A trama gira em torno de Paulo Martins (Jardel Filho), poeta e jornalista com aspirações políticas. Alucinações durante sua morte anunciada mostram a relação dele com o autoritário senador Porfírio Diaz (Paulo Autran) e o governador populista Felipe Vieira (José Lewgoy). Com um golpe de Diaz sobre Vieira, Paulo encontra-se metafórica e literalmente em transe.
A história se passa na cidade fictícia de Eldorado , nome da terra prometida aos colonizadores espanhóis. A Eldorado de Glauber Rocha, porém, é um retrato trágico do próprio Brasil da época em que foi gravado, três anos após a derrubada do presidente João Goulart, com a consequente implementação da ditadura militar sob Castello Branco.
Com o slogan “uma câmera na mão e uma ideia na cabeça”, o Cinema Novo buscava traduzir os anseios políticos da esquerda frente às incertezas do futuro, concretizadas pela ditadura militar, fazendo uma arte vanguardista que ia contra a produção hollywoodiana vigente na época por meio de uma cinematografia autenticamente brasileira. O filme de Glauber Rocha consegue articular todos esses elementos com maestria, atingindo o ápice da potência narrativa do Cinema Novo. Ao escrever o manifesto “Uma Estética da Fome”, o diretor critica o fetichismo da miséria brasileira pela Europa, ao passo que seu cinema de guerrilha faz um uso inventivo da câmera livre, que acompanha a população em suas manifestações e atravessa os cenários de mansões, ambientes antagônicos na história.

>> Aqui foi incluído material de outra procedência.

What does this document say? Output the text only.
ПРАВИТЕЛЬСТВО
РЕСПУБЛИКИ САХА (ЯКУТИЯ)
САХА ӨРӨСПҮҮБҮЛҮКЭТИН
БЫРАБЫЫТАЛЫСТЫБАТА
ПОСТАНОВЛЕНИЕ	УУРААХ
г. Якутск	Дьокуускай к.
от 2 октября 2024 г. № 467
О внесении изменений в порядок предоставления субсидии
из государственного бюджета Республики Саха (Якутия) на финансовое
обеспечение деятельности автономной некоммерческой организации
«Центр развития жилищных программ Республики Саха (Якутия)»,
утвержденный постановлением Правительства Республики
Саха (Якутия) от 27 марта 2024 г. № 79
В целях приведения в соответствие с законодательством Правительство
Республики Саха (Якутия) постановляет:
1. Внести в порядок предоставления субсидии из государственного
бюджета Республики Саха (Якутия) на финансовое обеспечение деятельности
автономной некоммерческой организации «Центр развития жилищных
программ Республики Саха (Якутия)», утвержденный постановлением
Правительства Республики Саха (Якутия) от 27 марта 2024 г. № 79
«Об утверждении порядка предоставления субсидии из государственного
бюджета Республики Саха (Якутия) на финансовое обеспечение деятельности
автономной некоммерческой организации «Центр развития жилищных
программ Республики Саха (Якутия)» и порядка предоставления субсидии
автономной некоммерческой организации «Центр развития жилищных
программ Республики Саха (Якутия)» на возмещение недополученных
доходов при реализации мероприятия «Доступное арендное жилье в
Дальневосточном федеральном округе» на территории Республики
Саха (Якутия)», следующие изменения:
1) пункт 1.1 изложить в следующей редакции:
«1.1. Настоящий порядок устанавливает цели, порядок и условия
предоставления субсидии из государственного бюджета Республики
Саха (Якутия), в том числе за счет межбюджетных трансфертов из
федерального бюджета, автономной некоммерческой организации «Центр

Ao assistir “Terra em Transe”, é impossível não traçar paralelos com a atualidade. Fome e violência são alguns dos temas tratados pela obra, presentes tanto em Eldorado de Glauber quanto no Brasil de hoje. A ascensão de uma direita reacionária sob uma esquerda que falhou em dialogar com suas bases, por exemplo, rima com a realidade brasileira das últimas décadas.
Muitos dos elementos incipientes em filmes anteriores do diretor, como “Deus e o Diabo na Terra do Sol” (1962), aparecem em sua plenitude na película de 1967, como o uso da montagem dialética para criar uma narrativa por meio da sequência de ações, além do roteiro com monólogos literários, trazendo as raízes como escritor e jornalista de Glauber Rocha, personificadas no poeta protagonista. Apesar de ser de esquerda, o cineasta também não poupa críticas à corrente progressista, personificadas em Felipe Vieira, uma espécie de paródia do deposto João Goulart, que se exilou do país após o golpe militar.
Não há heróis nem vilões em Eldorado, onde o próprio protagonista olha para a população como pessoas incultas e incapazes de saberem de seus próprios desejos,chamando-os de “analfabetos despolitizados”. O maior “crime” de Glauber Rocha em “Terra em Transe” não foi a mensagem política que queria passar, mas sim que a própria mensagem insiste em não morrer.
Como parte da mostra Glauber Rocha na MUBI, também estão em cartaz os filmes “O Dragão da Maldade Contra o Santo Guerreiro” (1969) e “O Leão de Sete Cabeças” (1970). A partir desta quinta-feira (4), estará disponível o longa “Idade da Terra” (1980).